Mark Udall: The global economy



U.S. Sen. Mark Udall

As I’ve traveled across our state in the last two years, Coloradans from Southern Colorado to the Western Slope and to the Eastern Plains have told me that they think the focus in Washington, D.C., should be on two things — the economy and getting our spending under control. They want to know when the jobs are going to come back and when our budget will be balanced. Unemployment remains stubbornly high. Add that to government spending that has spun out of control and you have the perfect storm.

The government can’t create the jobs we need; only the private sector can. That is why my focus as senator is putting the right policies in place to make sure businesses have the tools to succeed, while making sure that our government is as lean and responsive to our economic needs as possible.

Our debt is one of the greatest threats to the long-term success of our country, and our interest payments are quickly inhibiting our ability to invest in America. I’m fighting for measures that would restore sanity to federal budgeting by strengthening Social Security, Medicaid and Medicare, paying down our debt and reining in government spending. The president should have the ability to eliminate wasteful spending with a line-item veto. And we should do away with earmarks permanently and require Congress to balance the federal budget.

In pursuit of fiscal discipline, however, we must be careful not to eat our seed corn or lose sight of what made our country the global economic leader. The goal shouldn’t be to make government smaller but to make it smarter.

Let’s continue those federal investments in innovation, education and infrastructure that will help our economy grow and enable our communities to attract new businesses, but scrap overlapping and unnecessary programs and regulations. Let’s create an environment for entrepreneurship and produce an educated and trained work force ready to compete in a rapidly changing global marketplace. Let’s encourage the innovators and inventors who are creating the jobs of the future, whether by reforming the tax code or by supporting policies that help bring their ideas to market.

America has tremendous potential for growth, as we’ve demonstrated many times in our past. Colorado in particular has nurtured new ideas — from supporting creative ways to educate children to developing new methods of generating energy. We can help usher in a new era of growth with the right investments and wise belt-tightening.

But we also will need to change the culture in Washington. Politicians too often stand up for partisan politics, harnessing our anxieties and playing off our frustrations, rather than standing up for the people they represent and speaking to the best in us. Obstruction and filibuster have become the watchwords of the Senate. I would like to replace them with civility and a willingness to reach across the aisle to get things done.

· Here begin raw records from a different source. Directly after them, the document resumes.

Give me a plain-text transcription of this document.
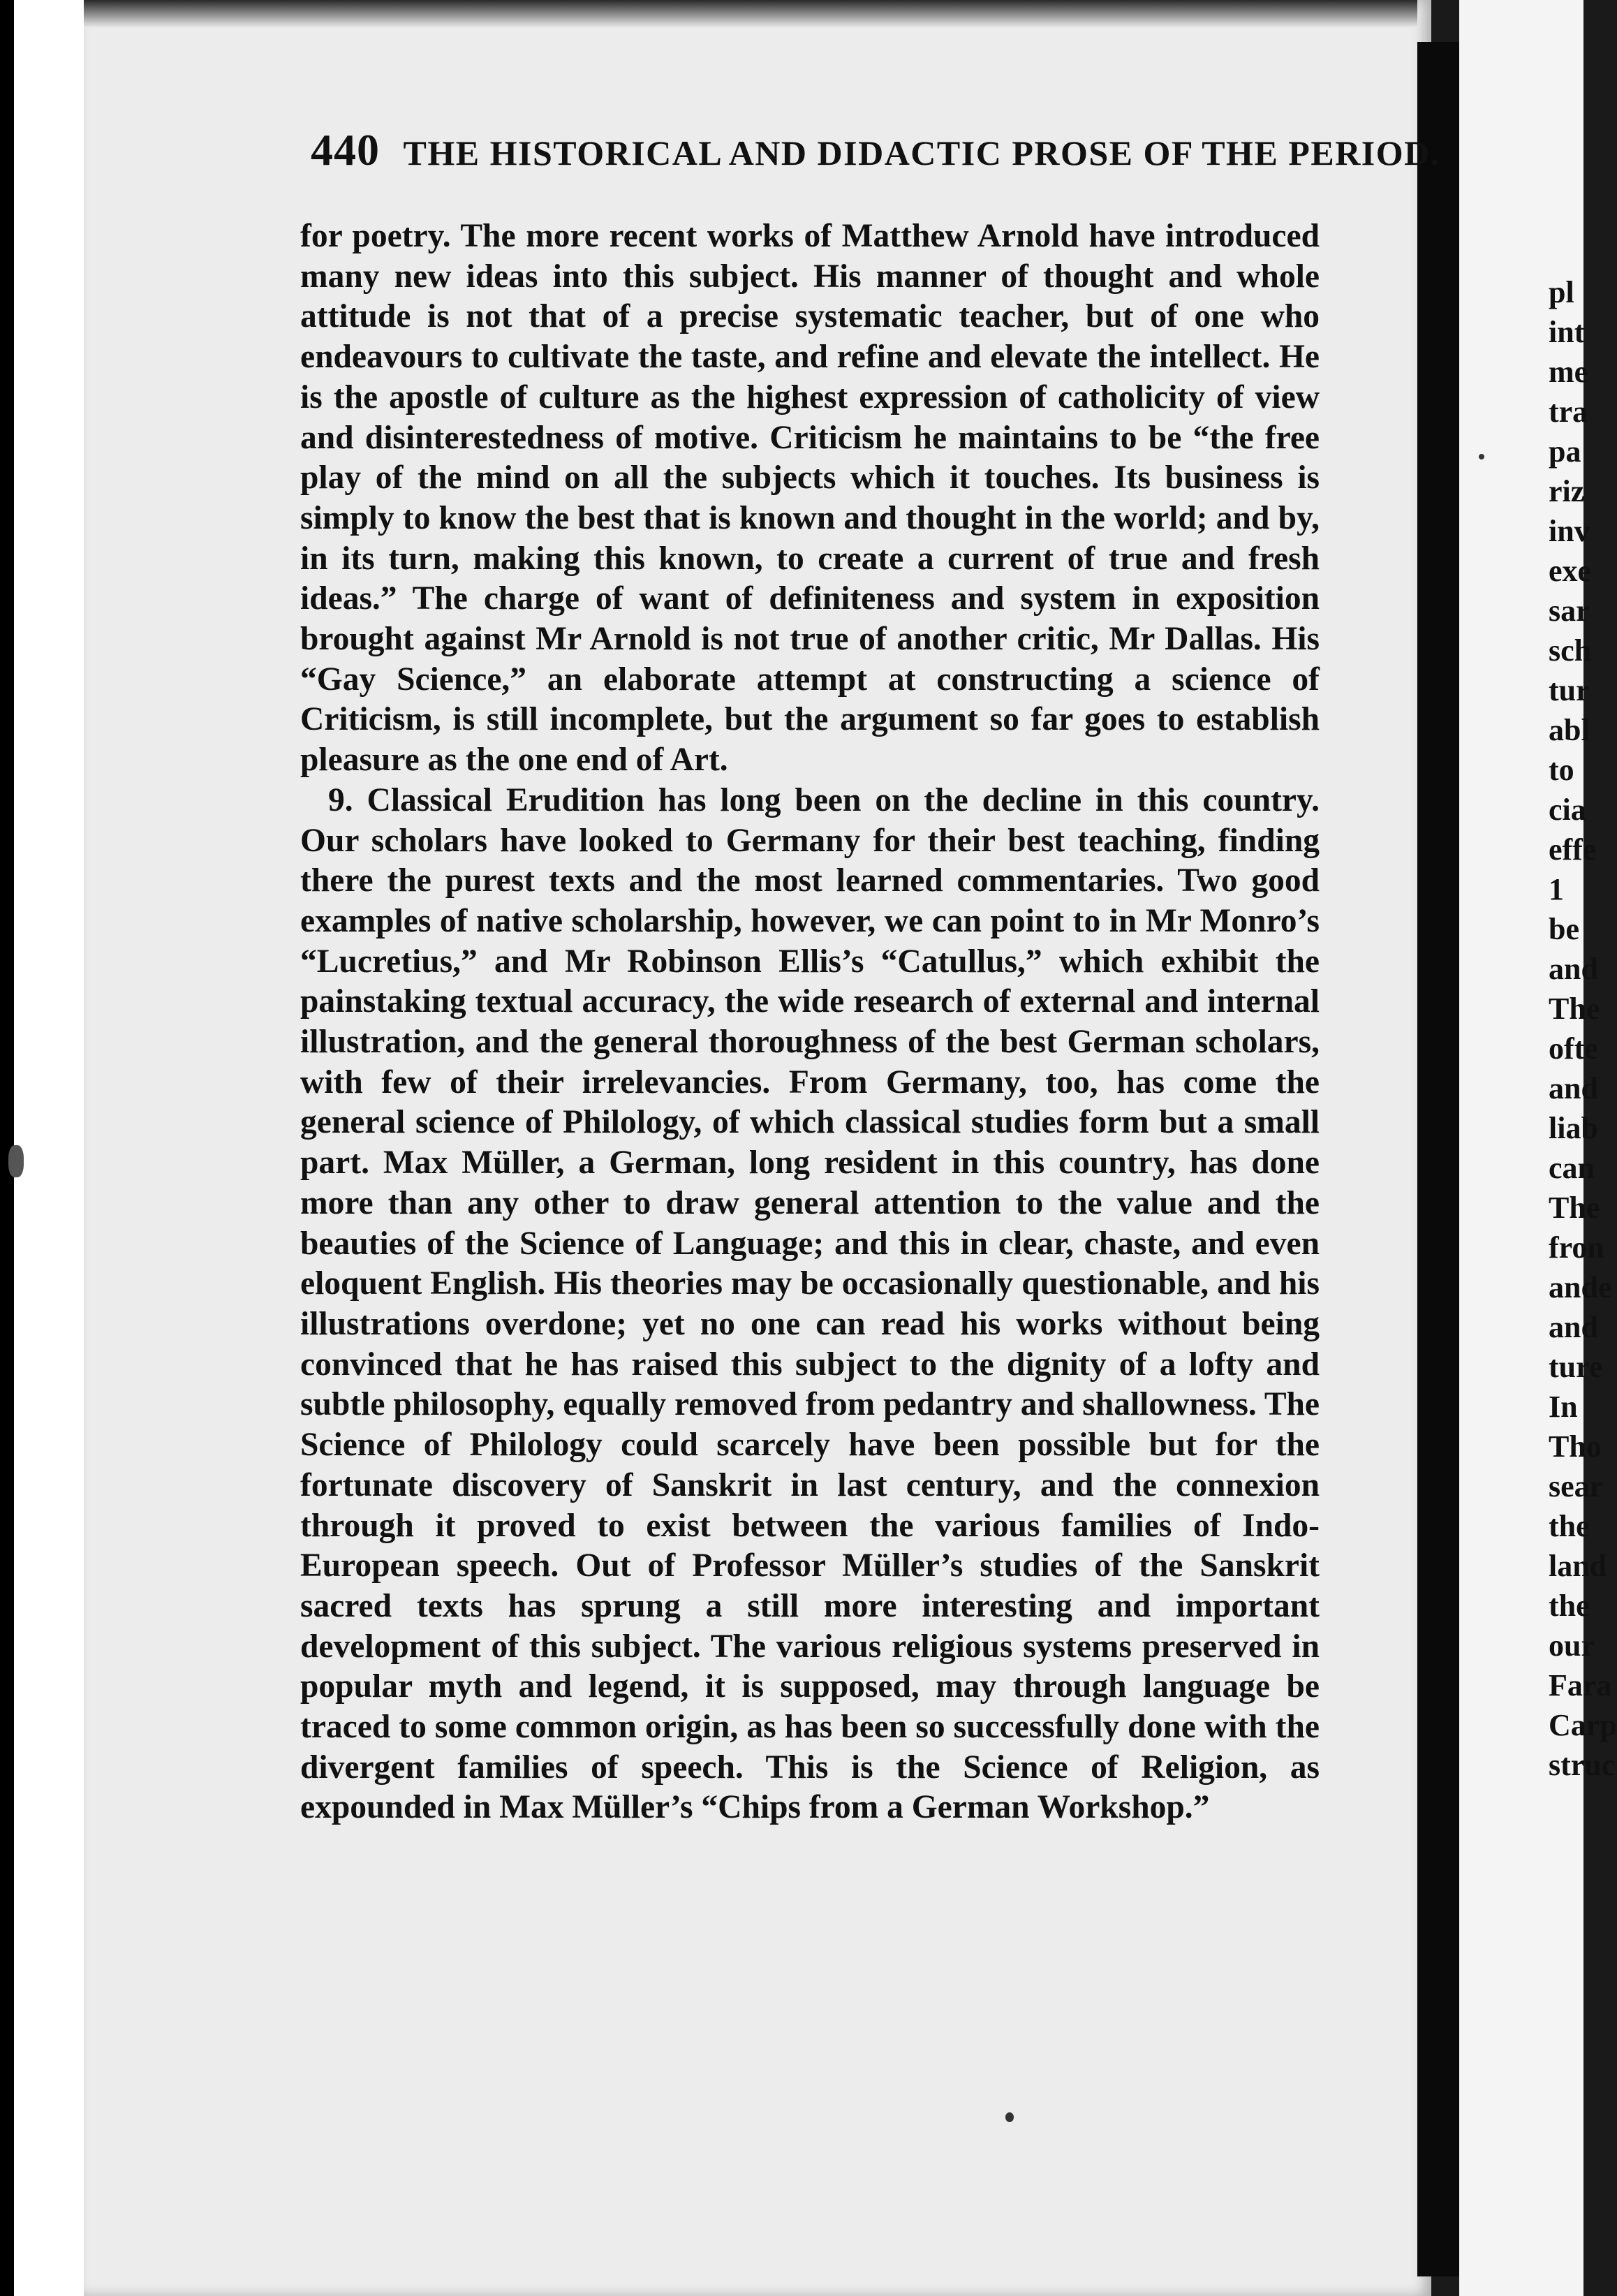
440 THE HISTORICAL AND DIDACTIC PROSE OF THE PERIOD.

for poetry. The more recent works of Matthew Arnold have introduced many new ideas into this subject. His manner of thought and whole attitude is not that of a precise systematic teacher, but of one who endeavours to cultivate the taste, and refine and elevate the intellect. He is the apostle of culture as the highest expression of catholicity of view and disinterestedness of motive. Criticism he maintains to be “the free play of the mind on all the subjects which it touches. Its business is simply to know the best that is known and thought in the world; and by, in its turn, making this known, to create a current of true and fresh ideas.” The charge of want of definiteness and system in exposition brought against Mr Arnold is not true of another critic, Mr Dallas. His “Gay Science,” an elaborate attempt at constructing a science of Criticism, is still incomplete, but the argument so far goes to establish pleasure as the one end of Art.

9. Classical Erudition has long been on the decline in this country. Our scholars have looked to Germany for their best teaching, finding there the purest texts and the most learned commentaries. Two good examples of native scholarship, however, we can point to in Mr Monro’s “Lucretius,” and Mr Robinson Ellis’s “Catullus,” which exhibit the painstaking textual accuracy, the wide research of external and internal illustration, and the general thoroughness of the best German scholars, with few of their irrelevancies. From Germany, too, has come the general science of Philology, of which classical studies form but a small part. Max Müller, a German, long resident in this country, has done more than any other to draw general attention to the value and the beauties of the Science of Language; and this in clear, chaste, and even eloquent English. His theories may be occasionally questionable, and his illustrations overdone; yet no one can read his works without being convinced that he has raised this subject to the dignity of a lofty and subtle philosophy, equally removed from pedantry and shallowness. The Science of Philology could scarcely have been possible but for the fortunate discovery of Sanskrit in last century, and the connexion through it proved to exist between the various families of Indo-European speech. Out of Professor Müller’s studies of the Sanskrit sacred texts has sprung a still more interesting and important development of this subject. The various religious systems preserved in popular myth and legend, it is supposed, may through language be traced to some common origin, as has been so successfully done with the divergent families of speech. This is the Science of Religion, as expounded in Max Müller’s “Chips from a German Workshop.”

pl
int
me
tra
pa
riz
inv
exe
sar
sch
tur
abl
to
cia
effe
1
be
and
The
ofte
and
liab
can
The
fron
ande
and
ture
In
Tho
sear
the
land
the
our
Fara
Carp
struc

My mother, Sam, was a true daughter of the West. She was humble, hard working, pragmatic and fiercely independent, with a firm belief in self-reliance. She taught me that strength comes from working together, sharing common goals and looking out for one another. But the most important lesson she taught me was we did not inherit the world we live in today from our parents. Rather, this is a world we’re borrowing from our children.  We have a moral obligation to return it to them — as our parents did for us — in better condition than when we got it. 

That has been my guiding principle as an elected official. Now is the time to combat our economic problems in an effective, comprehensive manner so that we can give our children a stronger, healthier future, and so that Colorado and the nation are positioned to win the global economic race.


Alan Geye 6 years ago

With all due respect, you seem to talk a good game, good political speak, but what have you actually done to purse these articulated principles? Unfortunately, I sure have not seen you stand up for these principles in your voting record. Where or when have you stood up against the position of so many other senators who seem to be willing to spend our country into oblivion? What are you willing to do with respect to either discretionary spending or entitlement spending? We certainly know how you voted on the most recent enormous expansion of entitlement spending (health care) whose financial case was, if you pardon the expression, based on financial smoke and mirrors that came directly from the Enron playbook.

By the way, if anyone is actually not concerned about the debt and deficit path we are currently following, we might well pay attention to the fairly universal comments being made about Japan's current debt and deficit situation especially since they are facing the need for sizable public expenditures to address the devistation from the recent earthquake and tsunami. In a financial sense, they are totally unprepared for that "unexpected" event; what if we are required to confront some similar "unexpected" event?